Of course, strong artistic statements inevitably spark strong counter-responses, especially when presented to large, unsuspecting audiences. To my mind, Low’s set was one of the most exciting moments in Rock the Garden history. Yes, it served as a jolt to some listeners who had expected something different. It introduced noise, distortion, and drone in an artful, low-keyed, actually rather peaceful manner — cascading, swelling layers of sound, floating electronic harmonics, and patience-inducing stoppage of time. Low chose to place themselves in the company of sonic renegades from rock’s history: Hendrix, John Cale, Lou Reed, Brian Eno, Godspeed You Black Emperor, Sunn O)))), Patti Smith, Sonic Youth, and dozens of others, including some of today’s most popular rock artists — Neil Young, Wilco, and Radiohead, to name a few. They opened a dialogue with the avant-classical side of the aisle as well, represented by artists/musicians familiar to Walker visitors: Yves Klein, John Cage, La Monte Young, Tony Conrad, Philip Glass, Yoko Ono, Rhys Chatham, even Tim Hecker. The success of Rock the Garden has for some time brought commercial and broad-based expectations of accessibility to an event never intended to exclusively carry such, certainly not with all or even most of its chosen bands.
The Walker and The Current both strive for diversity and innovation in the RTG lineup. The event grew out of a 50-year old Performing Arts program at the Walker dedicated to new sounds, new movements, and new forms of theater and interdisciplinary art, where traits like innovation and audacity rank high. Equally, on the radio, The Current has helped open up the airwaves, forging a new model for public radio nationally, actively supporting independent artists from Minnesota’s strong rock scene and far beyond. While I find some of the angry, closed-minded online responses to Low’s set dispiriting, I remain thrilled with the debate that ensued — seeing directly what the power of art, in this instance a strongly made musical statement, can evoke. Low’s set is in line with both Rock the Garden’s roots and its ongoing efforts to champion innovators like tUnEyArDs, Yeasayer, Bon Iver (then an unknown with a brand new sound), Howler, Andrew Bird, The Bad Plus, Retribution Gospel Choir (Alan Sparhawk’s last RTG appearance), and Calexico, all Rock the Garden performers in recent years.

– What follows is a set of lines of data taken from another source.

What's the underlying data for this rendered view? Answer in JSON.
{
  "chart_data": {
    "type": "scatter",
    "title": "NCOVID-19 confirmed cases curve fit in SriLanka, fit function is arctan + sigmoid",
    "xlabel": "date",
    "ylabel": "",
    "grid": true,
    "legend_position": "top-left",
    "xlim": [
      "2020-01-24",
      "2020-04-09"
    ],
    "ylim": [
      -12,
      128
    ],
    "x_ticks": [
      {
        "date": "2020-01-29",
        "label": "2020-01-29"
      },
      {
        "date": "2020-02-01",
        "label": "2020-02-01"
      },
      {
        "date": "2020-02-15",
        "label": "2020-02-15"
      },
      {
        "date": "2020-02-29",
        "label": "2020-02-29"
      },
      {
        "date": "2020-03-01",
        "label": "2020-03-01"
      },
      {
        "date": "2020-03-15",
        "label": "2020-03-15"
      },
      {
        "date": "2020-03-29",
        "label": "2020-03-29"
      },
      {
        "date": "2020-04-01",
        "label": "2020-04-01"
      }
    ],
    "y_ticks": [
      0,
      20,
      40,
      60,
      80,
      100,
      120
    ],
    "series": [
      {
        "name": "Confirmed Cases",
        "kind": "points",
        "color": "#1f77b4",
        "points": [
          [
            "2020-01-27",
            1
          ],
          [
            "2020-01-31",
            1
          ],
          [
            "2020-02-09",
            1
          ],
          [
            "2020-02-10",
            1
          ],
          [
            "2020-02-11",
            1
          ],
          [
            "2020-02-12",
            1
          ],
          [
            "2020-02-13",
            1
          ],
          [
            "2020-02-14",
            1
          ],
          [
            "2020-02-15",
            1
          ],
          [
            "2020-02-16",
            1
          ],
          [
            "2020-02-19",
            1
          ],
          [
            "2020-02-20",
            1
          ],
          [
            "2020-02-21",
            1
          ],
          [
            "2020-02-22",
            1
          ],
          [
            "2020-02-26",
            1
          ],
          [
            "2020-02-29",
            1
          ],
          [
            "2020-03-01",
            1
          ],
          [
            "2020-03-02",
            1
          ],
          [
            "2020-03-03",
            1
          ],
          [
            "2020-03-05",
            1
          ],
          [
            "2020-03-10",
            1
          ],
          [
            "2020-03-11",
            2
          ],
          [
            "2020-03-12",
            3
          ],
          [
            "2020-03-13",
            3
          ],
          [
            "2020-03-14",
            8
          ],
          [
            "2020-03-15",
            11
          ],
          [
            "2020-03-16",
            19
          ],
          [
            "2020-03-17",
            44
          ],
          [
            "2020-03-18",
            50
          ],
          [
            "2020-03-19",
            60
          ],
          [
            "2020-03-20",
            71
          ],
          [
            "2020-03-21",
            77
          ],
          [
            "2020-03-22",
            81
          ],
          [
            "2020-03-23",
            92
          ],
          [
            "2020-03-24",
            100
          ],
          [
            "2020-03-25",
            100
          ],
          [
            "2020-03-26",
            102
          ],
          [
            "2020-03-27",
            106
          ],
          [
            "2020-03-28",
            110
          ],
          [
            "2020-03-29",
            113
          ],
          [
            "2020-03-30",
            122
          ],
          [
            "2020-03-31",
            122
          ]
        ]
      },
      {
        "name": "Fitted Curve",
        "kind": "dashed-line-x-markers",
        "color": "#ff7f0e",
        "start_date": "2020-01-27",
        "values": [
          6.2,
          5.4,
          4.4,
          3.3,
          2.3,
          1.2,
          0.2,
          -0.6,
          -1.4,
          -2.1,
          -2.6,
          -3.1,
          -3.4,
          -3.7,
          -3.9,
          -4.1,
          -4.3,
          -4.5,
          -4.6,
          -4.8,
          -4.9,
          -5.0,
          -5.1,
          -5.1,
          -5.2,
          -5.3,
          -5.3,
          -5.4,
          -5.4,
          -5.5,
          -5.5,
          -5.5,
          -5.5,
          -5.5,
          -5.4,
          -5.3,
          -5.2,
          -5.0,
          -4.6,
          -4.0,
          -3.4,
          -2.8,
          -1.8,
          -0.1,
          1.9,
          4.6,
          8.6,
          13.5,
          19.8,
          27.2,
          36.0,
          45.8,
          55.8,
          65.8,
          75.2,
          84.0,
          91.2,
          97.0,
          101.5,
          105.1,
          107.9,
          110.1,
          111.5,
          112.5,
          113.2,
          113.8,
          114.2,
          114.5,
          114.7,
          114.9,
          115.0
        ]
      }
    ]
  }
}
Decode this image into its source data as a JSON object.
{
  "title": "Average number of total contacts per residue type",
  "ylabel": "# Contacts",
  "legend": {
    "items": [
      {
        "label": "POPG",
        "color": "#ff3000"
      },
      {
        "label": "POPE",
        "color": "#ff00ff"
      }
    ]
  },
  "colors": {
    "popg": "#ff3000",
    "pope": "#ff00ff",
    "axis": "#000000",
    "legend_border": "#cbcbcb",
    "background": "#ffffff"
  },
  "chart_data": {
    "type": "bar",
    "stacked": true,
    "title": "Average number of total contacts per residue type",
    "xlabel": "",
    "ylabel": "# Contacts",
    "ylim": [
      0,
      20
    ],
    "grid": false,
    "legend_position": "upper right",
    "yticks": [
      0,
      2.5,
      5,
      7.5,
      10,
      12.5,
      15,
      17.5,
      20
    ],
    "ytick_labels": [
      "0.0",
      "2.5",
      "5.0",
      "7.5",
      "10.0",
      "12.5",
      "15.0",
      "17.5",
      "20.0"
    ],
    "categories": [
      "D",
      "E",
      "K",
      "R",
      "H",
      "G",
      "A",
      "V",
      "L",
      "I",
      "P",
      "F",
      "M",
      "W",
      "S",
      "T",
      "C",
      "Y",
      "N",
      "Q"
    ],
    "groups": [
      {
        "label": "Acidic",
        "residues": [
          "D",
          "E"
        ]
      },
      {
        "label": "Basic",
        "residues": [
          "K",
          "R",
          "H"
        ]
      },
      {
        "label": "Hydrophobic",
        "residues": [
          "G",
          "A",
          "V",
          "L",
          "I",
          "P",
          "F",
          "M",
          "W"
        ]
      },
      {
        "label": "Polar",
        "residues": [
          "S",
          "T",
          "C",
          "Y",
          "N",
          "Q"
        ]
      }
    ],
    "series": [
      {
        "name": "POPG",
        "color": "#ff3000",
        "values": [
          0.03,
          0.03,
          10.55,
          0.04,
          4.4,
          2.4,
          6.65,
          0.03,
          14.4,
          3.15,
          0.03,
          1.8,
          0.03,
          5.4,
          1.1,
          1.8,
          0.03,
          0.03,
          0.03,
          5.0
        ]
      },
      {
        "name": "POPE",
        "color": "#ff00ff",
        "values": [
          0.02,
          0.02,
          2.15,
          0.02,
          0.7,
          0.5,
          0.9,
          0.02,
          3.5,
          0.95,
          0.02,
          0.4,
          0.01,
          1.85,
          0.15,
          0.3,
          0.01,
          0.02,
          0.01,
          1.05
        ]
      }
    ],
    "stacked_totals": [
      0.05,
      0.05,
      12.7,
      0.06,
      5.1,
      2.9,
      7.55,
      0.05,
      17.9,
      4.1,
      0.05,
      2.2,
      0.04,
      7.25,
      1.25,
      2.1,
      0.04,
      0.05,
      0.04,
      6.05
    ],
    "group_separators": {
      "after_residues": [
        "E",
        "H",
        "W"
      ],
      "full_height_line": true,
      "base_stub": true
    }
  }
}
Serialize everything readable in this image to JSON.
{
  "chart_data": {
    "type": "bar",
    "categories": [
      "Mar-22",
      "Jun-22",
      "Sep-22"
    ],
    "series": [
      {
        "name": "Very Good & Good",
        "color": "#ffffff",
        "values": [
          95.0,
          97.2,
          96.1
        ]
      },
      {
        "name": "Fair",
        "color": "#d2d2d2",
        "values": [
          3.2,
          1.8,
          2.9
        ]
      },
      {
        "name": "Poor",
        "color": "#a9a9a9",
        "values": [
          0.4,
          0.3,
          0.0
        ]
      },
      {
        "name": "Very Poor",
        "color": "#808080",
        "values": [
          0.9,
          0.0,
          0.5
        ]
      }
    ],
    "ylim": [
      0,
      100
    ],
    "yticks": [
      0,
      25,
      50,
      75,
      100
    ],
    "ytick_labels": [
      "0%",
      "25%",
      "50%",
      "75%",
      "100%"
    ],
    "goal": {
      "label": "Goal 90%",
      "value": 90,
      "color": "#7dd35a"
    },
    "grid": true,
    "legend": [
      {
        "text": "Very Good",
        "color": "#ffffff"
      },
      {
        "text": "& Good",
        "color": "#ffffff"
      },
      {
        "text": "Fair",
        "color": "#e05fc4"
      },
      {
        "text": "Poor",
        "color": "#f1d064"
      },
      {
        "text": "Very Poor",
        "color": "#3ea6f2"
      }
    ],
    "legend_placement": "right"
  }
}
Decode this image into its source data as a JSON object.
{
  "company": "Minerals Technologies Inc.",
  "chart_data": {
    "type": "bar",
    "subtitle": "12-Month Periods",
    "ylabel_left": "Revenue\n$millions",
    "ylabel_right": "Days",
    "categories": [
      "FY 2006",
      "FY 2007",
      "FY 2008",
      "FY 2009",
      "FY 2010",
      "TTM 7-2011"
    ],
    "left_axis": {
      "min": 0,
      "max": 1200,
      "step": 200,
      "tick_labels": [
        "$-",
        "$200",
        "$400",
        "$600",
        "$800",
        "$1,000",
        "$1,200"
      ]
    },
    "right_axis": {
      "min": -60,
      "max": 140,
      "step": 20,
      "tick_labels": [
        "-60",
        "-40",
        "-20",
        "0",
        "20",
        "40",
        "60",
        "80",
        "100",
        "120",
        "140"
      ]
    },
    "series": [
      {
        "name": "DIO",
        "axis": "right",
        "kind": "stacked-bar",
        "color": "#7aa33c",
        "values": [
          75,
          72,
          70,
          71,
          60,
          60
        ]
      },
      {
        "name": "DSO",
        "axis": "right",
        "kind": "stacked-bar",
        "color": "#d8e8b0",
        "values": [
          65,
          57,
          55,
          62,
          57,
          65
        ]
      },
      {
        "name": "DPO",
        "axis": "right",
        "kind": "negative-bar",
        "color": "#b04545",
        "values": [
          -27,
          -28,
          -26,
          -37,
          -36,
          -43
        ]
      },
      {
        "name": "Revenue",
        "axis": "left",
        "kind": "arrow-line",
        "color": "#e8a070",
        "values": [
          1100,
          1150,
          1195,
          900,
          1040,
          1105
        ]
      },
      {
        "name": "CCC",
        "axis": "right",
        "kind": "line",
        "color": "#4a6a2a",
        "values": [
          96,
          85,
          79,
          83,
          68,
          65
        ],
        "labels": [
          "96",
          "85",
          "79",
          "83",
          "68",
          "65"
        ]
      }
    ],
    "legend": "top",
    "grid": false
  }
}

Witnessing Low’s set Saturday, I admit to my own initial confusion, which melted quickly into gratitude and then awe as the piece unfolded. So much so that when the set ended I rushed backstage to give Steve, Mimi, and Alan my thanks and my well wishes before anyone else could reach them, wanting to counter in advance any unhappiness or criticism I assumed — correctly, it turns out — was likely to follow.
Philip Bither is the Walker’s Senior Curator of Performing Arts.